TROPHY EYES: Most of the time I write my lyrics along with a basic melody or guitar part. I like writing them together because they complement each other, and help shape a good draft for a song. I’m not very good at writing lyrics to music, I find that it suffers in the feels department and often doesn’t come out as natural as I would like.
I normally drink a lot of coffee, and smoke and get sad and spend a lot of time procrastinating and locking myself in my room. It’s a grueling process, but most of the time I’m happy with what I end up with.

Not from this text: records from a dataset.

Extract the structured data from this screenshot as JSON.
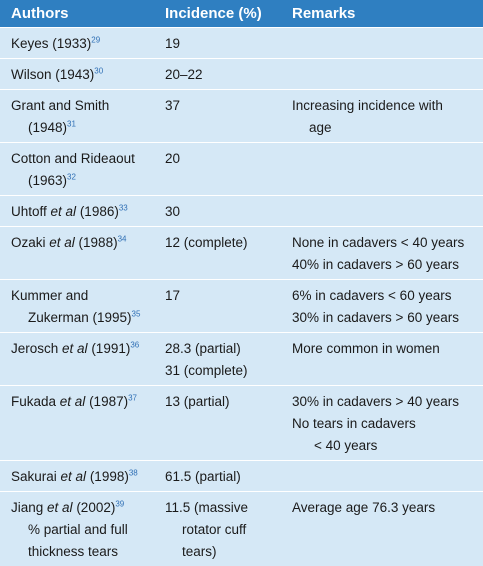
{
  "headers": {
    "authors": "Authors",
    "incidence": "Incidence (%)",
    "remarks": "Remarks"
  },
  "rows": [
    {
      "a1": "Keyes (1933)",
      "ref": "29",
      "inc": "19",
      "rem1": "",
      "rem2": ""
    },
    {
      "a1": "Wilson (1943)",
      "ref": "30",
      "inc": "20–22",
      "rem1": "",
      "rem2": ""
    },
    {
      "a1": "Grant and Smith",
      "a2": "(1948)",
      "ref": "31",
      "inc": "37",
      "rem1": "Increasing incidence with",
      "rem2": "age"
    },
    {
      "a1": "Cotton and Rideaout",
      "a2": "(1963)",
      "ref": "32",
      "inc": "20",
      "rem1": "",
      "rem2": ""
    },
    {
      "a1": "Uhtoff ",
      "etal": "et al",
      "a1b": " (1986)",
      "ref": "33",
      "inc": "30",
      "rem1": "",
      "rem2": ""
    },
    {
      "a1": "Ozaki ",
      "etal": "et al",
      "a1b": " (1988)",
      "ref": "34",
      "inc": "12 (complete)",
      "rem1": "None in cadavers < 40 years",
      "rem2": "40% in cadavers > 60 years"
    },
    {
      "a1": "Kummer and",
      "a2": "Zukerman (1995)",
      "ref": "35",
      "inc": "17",
      "rem1": "6% in cadavers < 60 years",
      "rem2": "30% in cadavers > 60 years"
    },
    {
      "a1": "Jerosch ",
      "etal": "et al",
      "a1b": " (1991)",
      "ref": "36",
      "inc": "28.3 (partial)",
      "inc2": "31 (complete)",
      "rem1": "More common in women"
    },
    {
      "a1": "Fukada ",
      "etal": "et al",
      "a1b": " (1987)",
      "ref": "37",
      "inc": "13 (partial)",
      "rem1": "30% in cadavers > 40 years",
      "rem2": "No tears in cadavers",
      "rem3": "< 40 years"
    },
    {
      "a1": "Sakurai ",
      "etal": "et al",
      "a1b": " (1998)",
      "ref": "38",
      "inc": "61.5 (partial)"
    },
    {
      "a1": "Jiang ",
      "etal": "et al",
      "a1b": " (2002)",
      "ref": "39",
      "a2": "% partial and full",
      "a3": "thickness tears",
      "inc": "11.5 (massive",
      "inc2": "rotator cuff",
      "inc3": "tears)",
      "rem1": "Average age 76.3 years"
    }
  ]
}
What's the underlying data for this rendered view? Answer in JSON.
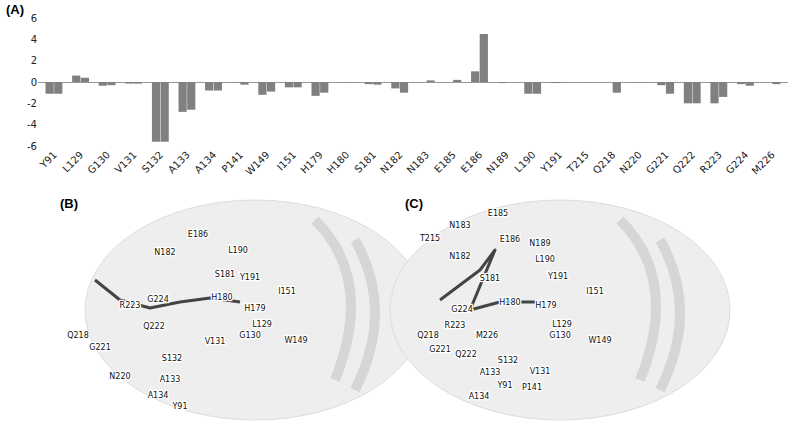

When I get something I like, it could even just be a strong line, I will run around my house cheering and fist pumping, and then it’s back to my desk for some serious frowning and pen scratching.

RYL: which is your favorite verse of the album?

TROPHY EYES: I’m not so sure. I think it would have to “no longer will I compare myself, to establish my self-worth” at the end of Responsibility and Structure.

It reflects on a time in my life that I shed the negative opinions and outlandish expectations of family and other people involved in my life and began working towards a life that I wanted to pursue.

RYL: Do you remember the day you wrote “Responsibility and Structure”?

TROPHY EYES: I think we all wrote that one together at a studio in Newcastle. Andrew Hallet came in with the main idea and most of the song really, and we worked on that one together. That was a hard song to write, and it took a lot of compromising. I’m glad it made it on to the album though.

I think the message behind that track was a huge part of my last year, and a giant step for me as a person.

RYL: Who gave you the best musical advise?

TROPHY EYES: Shane Edwards, our good friend, engineer and producer at Karma Studios.

He said to us just as we’d started out “the bottom line is you need to write good songs. Unfortunately it doesn’t matter how hard you work if you can’t write good music.” That was a big lesson for me.

The music always comes first.

RYL: Let’s go back to touring; until today, which was the best show you have done?

TROPHY EYES: Modena, Italy. The response and turnout blew me away. When you share a moment like that with a room full of people it’s easy to see why you’re doing what you’re doing.

That was an emotional night for me.

I came from a small coastal city on the other side of the world with not a cent to my name, and we played the best show of our lives to a very accommodating and passionate group of people. I’ll remember that night for the rest of my life.

RYL: “In Return” appears to be one of the fans favorite, what inspired its verses?

TROPHY EYES: When I was younger and my parents separated, I was unwelcoming to mum moving on and finding a new love many years later.

She also suffers from MS and we learnt that she had that disease around the same time. The song is an apology to my mother for treating her like I did in her time of great need, and that I know, because she loves me unconditionally that even if she held it against me she would forgive me, and I don’t deserve that at all.